XiaoGang Li, Ocean University of China, China

A new fuzzy SMC control approach to path tracking of autonomous underwater vehicles with mismatched disturbances

Abstract—This work proposed a new Sliding Mode Control (SMC) scheme for path tracking of autonomous underwater vehicles (AUV) with uncertainties and mismatched disturbances. Considering the complexity of parameter tuning, a fuzzy system based gain-scheduling scheme is designed to deal with the system tuning. In the control system, mismatched disturbances and uncertainties are estimated and assessed by disturbance observers (DOB) and Radial Basis Function Neural Networks (RBFNN), respectively. Additionally, the condition of Lyapunov stability is analyzed here to ensure the closed-loop stability of the control system. This control scheme can be applied to path tracking of AUV in different driving environments within fast changing trajectories. Finally, many comparative experiments have been conducted to show the favorable performance of the proposed controller.

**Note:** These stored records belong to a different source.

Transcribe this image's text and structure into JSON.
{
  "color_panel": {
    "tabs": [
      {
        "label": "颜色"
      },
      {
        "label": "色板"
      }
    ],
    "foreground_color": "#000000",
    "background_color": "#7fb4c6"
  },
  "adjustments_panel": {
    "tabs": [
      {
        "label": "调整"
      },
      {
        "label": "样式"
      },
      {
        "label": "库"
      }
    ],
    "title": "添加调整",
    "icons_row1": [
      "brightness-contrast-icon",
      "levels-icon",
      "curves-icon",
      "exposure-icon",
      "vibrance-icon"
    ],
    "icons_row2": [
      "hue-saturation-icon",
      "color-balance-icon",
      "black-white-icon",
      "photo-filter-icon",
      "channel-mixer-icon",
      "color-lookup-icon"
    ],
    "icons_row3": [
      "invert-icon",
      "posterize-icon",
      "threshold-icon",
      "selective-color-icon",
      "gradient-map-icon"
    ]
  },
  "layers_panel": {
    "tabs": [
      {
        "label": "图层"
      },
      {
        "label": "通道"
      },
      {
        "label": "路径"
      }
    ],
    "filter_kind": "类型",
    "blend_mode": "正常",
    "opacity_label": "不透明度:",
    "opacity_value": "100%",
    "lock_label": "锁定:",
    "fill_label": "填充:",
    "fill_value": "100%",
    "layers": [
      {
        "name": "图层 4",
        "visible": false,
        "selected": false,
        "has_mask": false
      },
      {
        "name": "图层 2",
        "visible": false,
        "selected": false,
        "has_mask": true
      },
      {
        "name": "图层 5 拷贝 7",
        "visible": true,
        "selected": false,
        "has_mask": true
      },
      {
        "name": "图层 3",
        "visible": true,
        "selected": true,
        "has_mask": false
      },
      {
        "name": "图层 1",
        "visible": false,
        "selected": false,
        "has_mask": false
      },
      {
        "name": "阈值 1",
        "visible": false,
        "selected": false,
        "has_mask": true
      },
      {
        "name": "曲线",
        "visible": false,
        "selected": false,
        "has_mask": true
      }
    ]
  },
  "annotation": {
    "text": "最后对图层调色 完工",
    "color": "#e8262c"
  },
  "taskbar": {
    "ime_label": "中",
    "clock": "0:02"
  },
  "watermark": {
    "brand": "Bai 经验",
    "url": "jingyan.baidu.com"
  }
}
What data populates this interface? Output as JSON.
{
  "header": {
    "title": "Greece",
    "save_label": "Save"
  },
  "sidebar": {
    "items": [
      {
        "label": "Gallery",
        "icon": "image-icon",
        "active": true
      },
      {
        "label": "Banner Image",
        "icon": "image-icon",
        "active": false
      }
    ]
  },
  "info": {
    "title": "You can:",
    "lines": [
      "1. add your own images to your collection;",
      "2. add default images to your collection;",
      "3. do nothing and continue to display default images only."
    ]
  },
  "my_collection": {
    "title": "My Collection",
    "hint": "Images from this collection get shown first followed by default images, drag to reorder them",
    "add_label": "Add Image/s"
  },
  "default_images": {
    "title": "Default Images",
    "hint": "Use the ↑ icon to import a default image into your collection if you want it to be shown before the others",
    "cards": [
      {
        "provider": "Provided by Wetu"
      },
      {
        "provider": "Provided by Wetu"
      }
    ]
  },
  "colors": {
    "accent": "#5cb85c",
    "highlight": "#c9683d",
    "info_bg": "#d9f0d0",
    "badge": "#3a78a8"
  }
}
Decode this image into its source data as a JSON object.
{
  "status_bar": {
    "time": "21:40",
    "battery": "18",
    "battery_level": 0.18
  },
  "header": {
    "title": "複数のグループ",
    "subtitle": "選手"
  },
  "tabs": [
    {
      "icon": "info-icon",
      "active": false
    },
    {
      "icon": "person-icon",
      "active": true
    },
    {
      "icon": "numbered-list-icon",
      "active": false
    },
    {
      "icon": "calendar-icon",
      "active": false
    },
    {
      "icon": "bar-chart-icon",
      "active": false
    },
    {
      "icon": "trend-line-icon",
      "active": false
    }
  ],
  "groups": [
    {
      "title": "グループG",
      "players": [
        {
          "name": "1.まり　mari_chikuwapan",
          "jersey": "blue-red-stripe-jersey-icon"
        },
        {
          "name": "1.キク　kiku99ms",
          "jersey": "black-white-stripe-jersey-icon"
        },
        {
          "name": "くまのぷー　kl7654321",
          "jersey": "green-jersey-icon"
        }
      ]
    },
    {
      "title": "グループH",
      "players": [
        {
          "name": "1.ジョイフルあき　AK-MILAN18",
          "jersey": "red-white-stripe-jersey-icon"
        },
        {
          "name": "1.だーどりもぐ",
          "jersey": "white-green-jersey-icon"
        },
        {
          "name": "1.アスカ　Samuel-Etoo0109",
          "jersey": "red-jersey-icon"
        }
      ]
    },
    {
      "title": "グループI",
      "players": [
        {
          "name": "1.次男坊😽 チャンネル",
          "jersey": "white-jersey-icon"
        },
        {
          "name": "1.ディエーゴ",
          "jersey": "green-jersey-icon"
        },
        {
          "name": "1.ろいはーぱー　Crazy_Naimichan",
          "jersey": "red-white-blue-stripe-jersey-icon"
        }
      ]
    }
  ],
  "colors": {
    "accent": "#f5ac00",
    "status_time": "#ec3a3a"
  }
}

HaoDong Qi, Harbin Engineering University, China

Autonomous Underwater Rescue Technology

Abstract—This paper proposes an underwater autonomous rescue technology for drowning people, which is composed of an underwater rescue vehicle and rescue AI algorithm. The vehicle consists of a shell, power unit, and added buoyancy device, which can help the drowning person from the underwater to the surface, and the power device can drive the vehicle to move. The rescue AI algorithm consists of human body recognition AI technology based on deep learning and path planning methods based on improved PSO. Also, this paper carries out numerical analysis on-resistance of the vehicle, simulates the path planning based on PSO, and tests several functions in the lake.